If you were instead aiming for a roughly 927k-token-long subset to match the corpus-B token count, you'd need about (927k / 3 =) 309000 sentences:
corpus_a_subset = random.sample(corpus_a, 309000)
Still, while this should make corpus_a_subset
closely match the raw word count of corpus_b
, it's still likely a very-different corpus in terms of unique tokens, tokens' relative frequencies, and even the total number of training contexts – as the contexts with the shorter sentences will far more often be limited by sentence-end, than full window
-length. (Despite the similarity in bottom-line token-count, the training times might be noticeably different, especially if your window
is large.)
If you main interest were simply being able to train on corpus-A subsets as quickly as a smaller corpus, there are other ways besides discarding many of its sentences to slim it:
the sample
parameter increases the rate at which occurrences of highly-frequent words are randomly skipped. In typical Zipfian word-frequencies, common words appear so many times, in all their possible varied usages, that it's safe to ignore many of them as redundant. And further, discarding many of those excessive examples, by allowing relatively more attention on rarer words, often improves the overall usefulness of the final word-vectors. Especially in very-large corpuses, picking a more aggressive (smaller) sample
value can throw out lots of the corpus, speeding training, but still result in better vectors.
raising the min_count
parameter discards ever-more of the less-frequent words. As opposed to any intuition that "more data is always better", this often improves the usefulness of the surviving words' vectors. That's because words with just a few usage examples tend not to get great vectors – those few examples won't show the variety & representativeness that's needed – yet the prevalence of so many such rare-but-insufficiently-demonstrated words still interferes with the training of other words.

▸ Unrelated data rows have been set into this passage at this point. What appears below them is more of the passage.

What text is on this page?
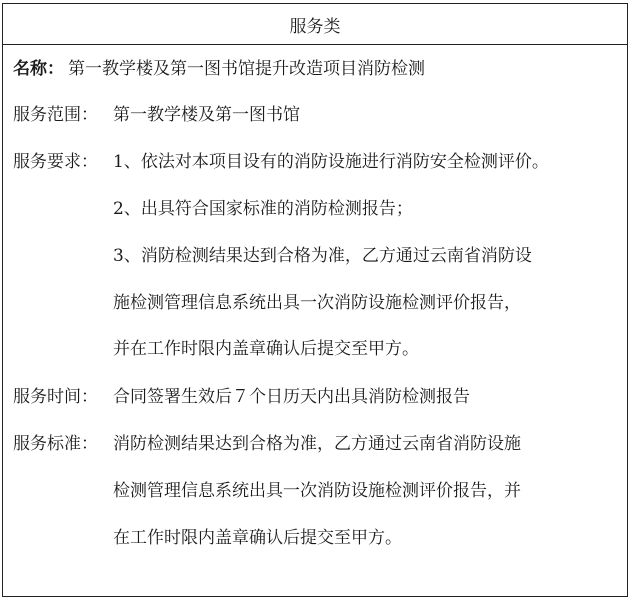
服务类
名称： 第一教学楼及第一图书馆提升改造项目消防检测
服务范围： 第一教学楼及第一图书馆
服务要求： 1、依法对本项目设有的消防设施进行消防安全检测评价。
2、出具符合国家标准的消防检测报告；
3、消防检测结果达到合格为准，乙方通过云南省消防设
施检测管理信息系统出具一次消防设施检测评价报告，
并在工作时限内盖章确认后提交至甲方。
服务时间： 合同签署生效后７个日历天内出具消防检测报告
服务标准： 消防检测结果达到合格为准，乙方通过云南省消防设施
检测管理信息系统出具一次消防设施检测评价报告，并
在工作时限内盖章确认后提交至甲方。
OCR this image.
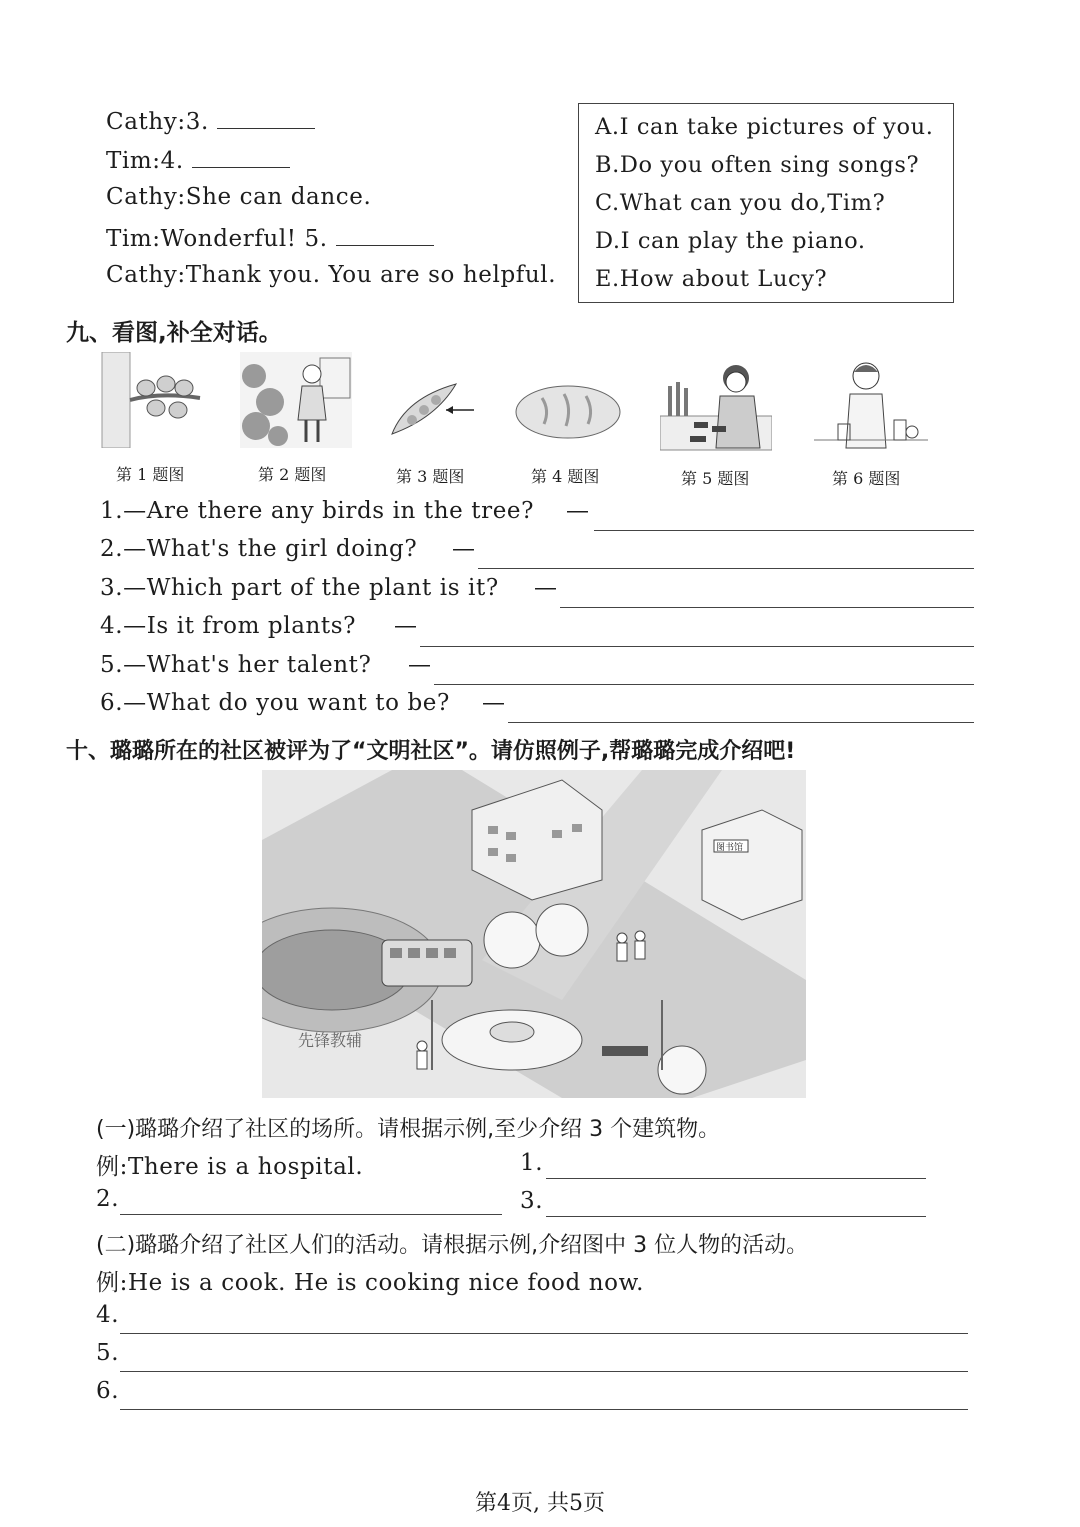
Cathy:3.
Tim:4.
Cathy:She can dance.
Tim:Wonderful! 5.
Cathy:Thank you. You are so helpful.
A.I can take pictures of you.
B.Do you often sing songs?
C.What can you do,Tim?
D.I can play the piano.
E.How about Lucy?
九、看图,补全对话。
第 1 题图	第 2 题图	第 3 题图	第 4 题图	第 5 题图	第 6 题图
1.—Are there any birds in the tree? —
2.—What's the girl doing? —
3.—Which part of the plant is it? —
4.—Is it from plants? —
5.—What's her talent? —
6.—What do you want to be? —
十、璐璐所在的社区被评为了“文明社区”。请仿照例子,帮璐璐完成介绍吧!
图书馆
先锋教辅
(一)璐璐介绍了社区的场所。请根据示例,至少介绍 3 个建筑物。
例:There is a hospital.	1.
2.	3.
(二)璐璐介绍了社区人们的活动。请根据示例,介绍图中 3 位人物的活动。
例:He is a cook. He is cooking nice food now.
4.
5.
6.
第4页, 共5页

As long as there are still enough examples of the more-frequent and important words, aggressive settings for sample
and min_count
, against a large corpus, may decrease the effective size by 90% or more – and still create high-quality vectors for the remaining words.
But also note: neither of your corpuses are quite as large as is best for word2vec
training. It benefits a lot from large, varied corpuses. Your corpus-B, especially, is tiny compared to lots of word2vec
work – and while you can somewhat 'stretch' a corpus's impact with more training epochs, and using smaller vectors or a smaller surviving vocabulary, you still may be below the corpus size where word2vec
works best. So if at all possible, I'd be looking at ways to grow corpus-B, moreso than shrink corpus-A.